While this might come as no surprise to those familiar with anti-gay ideologies coming from the GOP at the national and state stage, LGBT equality issues make for strange bedfellows in Indianapolis. The opposition and support for the HRO in the December 2005 vote was bi-partisan. Eric Miller and his organization Advance America (which generally supports Republicans), as well as several preachers from black churches in Marion County (which typically support Democrats) came out in loud opposition to the HRO. LGBT equality groups from both political parties, as well as non-partisan LGBT equality groups, advocated for the HROs passage in 2005.
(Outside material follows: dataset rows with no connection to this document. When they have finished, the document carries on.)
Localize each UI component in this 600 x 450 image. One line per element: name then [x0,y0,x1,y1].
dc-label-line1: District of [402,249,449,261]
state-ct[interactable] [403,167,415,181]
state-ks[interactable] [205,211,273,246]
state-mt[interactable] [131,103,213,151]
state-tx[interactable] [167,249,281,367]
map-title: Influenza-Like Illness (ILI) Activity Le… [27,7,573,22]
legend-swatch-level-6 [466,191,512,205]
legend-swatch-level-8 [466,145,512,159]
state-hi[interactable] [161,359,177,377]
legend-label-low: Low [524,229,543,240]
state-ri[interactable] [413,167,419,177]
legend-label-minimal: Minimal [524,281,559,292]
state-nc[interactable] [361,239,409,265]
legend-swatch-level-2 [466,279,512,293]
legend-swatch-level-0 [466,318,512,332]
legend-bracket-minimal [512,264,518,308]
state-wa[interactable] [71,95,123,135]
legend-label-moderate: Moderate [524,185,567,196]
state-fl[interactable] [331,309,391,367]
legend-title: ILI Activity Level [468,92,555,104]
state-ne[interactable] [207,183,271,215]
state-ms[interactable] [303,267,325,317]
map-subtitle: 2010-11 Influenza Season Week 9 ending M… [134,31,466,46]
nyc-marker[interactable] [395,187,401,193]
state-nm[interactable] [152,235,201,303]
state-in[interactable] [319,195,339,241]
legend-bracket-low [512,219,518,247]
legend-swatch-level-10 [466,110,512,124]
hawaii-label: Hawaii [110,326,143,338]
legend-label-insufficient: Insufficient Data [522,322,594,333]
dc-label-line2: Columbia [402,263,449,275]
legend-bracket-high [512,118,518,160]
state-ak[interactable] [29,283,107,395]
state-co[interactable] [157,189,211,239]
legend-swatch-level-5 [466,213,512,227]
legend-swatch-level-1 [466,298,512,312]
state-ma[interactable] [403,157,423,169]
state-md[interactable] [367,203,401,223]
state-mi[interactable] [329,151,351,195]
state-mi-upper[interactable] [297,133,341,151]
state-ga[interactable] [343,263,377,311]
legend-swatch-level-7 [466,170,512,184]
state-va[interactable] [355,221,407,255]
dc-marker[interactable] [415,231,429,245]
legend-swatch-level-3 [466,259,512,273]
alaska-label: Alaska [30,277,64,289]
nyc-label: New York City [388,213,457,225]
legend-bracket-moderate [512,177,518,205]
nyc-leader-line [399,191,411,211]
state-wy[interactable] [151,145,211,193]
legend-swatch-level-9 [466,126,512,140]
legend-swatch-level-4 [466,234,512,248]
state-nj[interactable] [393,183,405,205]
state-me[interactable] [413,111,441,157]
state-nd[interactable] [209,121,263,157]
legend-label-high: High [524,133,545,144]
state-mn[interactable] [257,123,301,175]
But in the six years since the HRO passed, things seem to have changed. No attempts from any councilors have been introduced to repeal the HRO, Mayor Greg Ballard (R) enforced the HRO in the "Just Cookies" controversy, and it's generally seen as a non-issue even among candidates who are themselves gay and lesbian, likely because it's perceived as a settled issue. And throughout the nation, attitudes are quickly changing among the populous on issues such as same-sex marriage, with the majority of Americans supporting it.
While anti-gay views might be able to be expressed in "safe" Republican districts such as Ginny Cain has in district 5, Republicans who want to succeed in Marion County (either at-large or in most of the districts) have to recognize that holding and promoting anti-gay views will only hurt their chances in most of the county, which has been trending Democrat for the past several years. Alienating those who believe in LGBT equality shuts off a sizable chunk of citizens who would otherwise be open to hearing your views on municipal governance.
UPDATE: Indianapolis Star reporter Jon Murray writes that if the Democrats regain control of the council, one of the priorities will be to introduce legislation that will allow domestic partnership benefits. Beth Murphy, the editorial editor for the Star, said that these priorities were drawn from the various endorsement interviews the editorial board has held with Democratic candidates.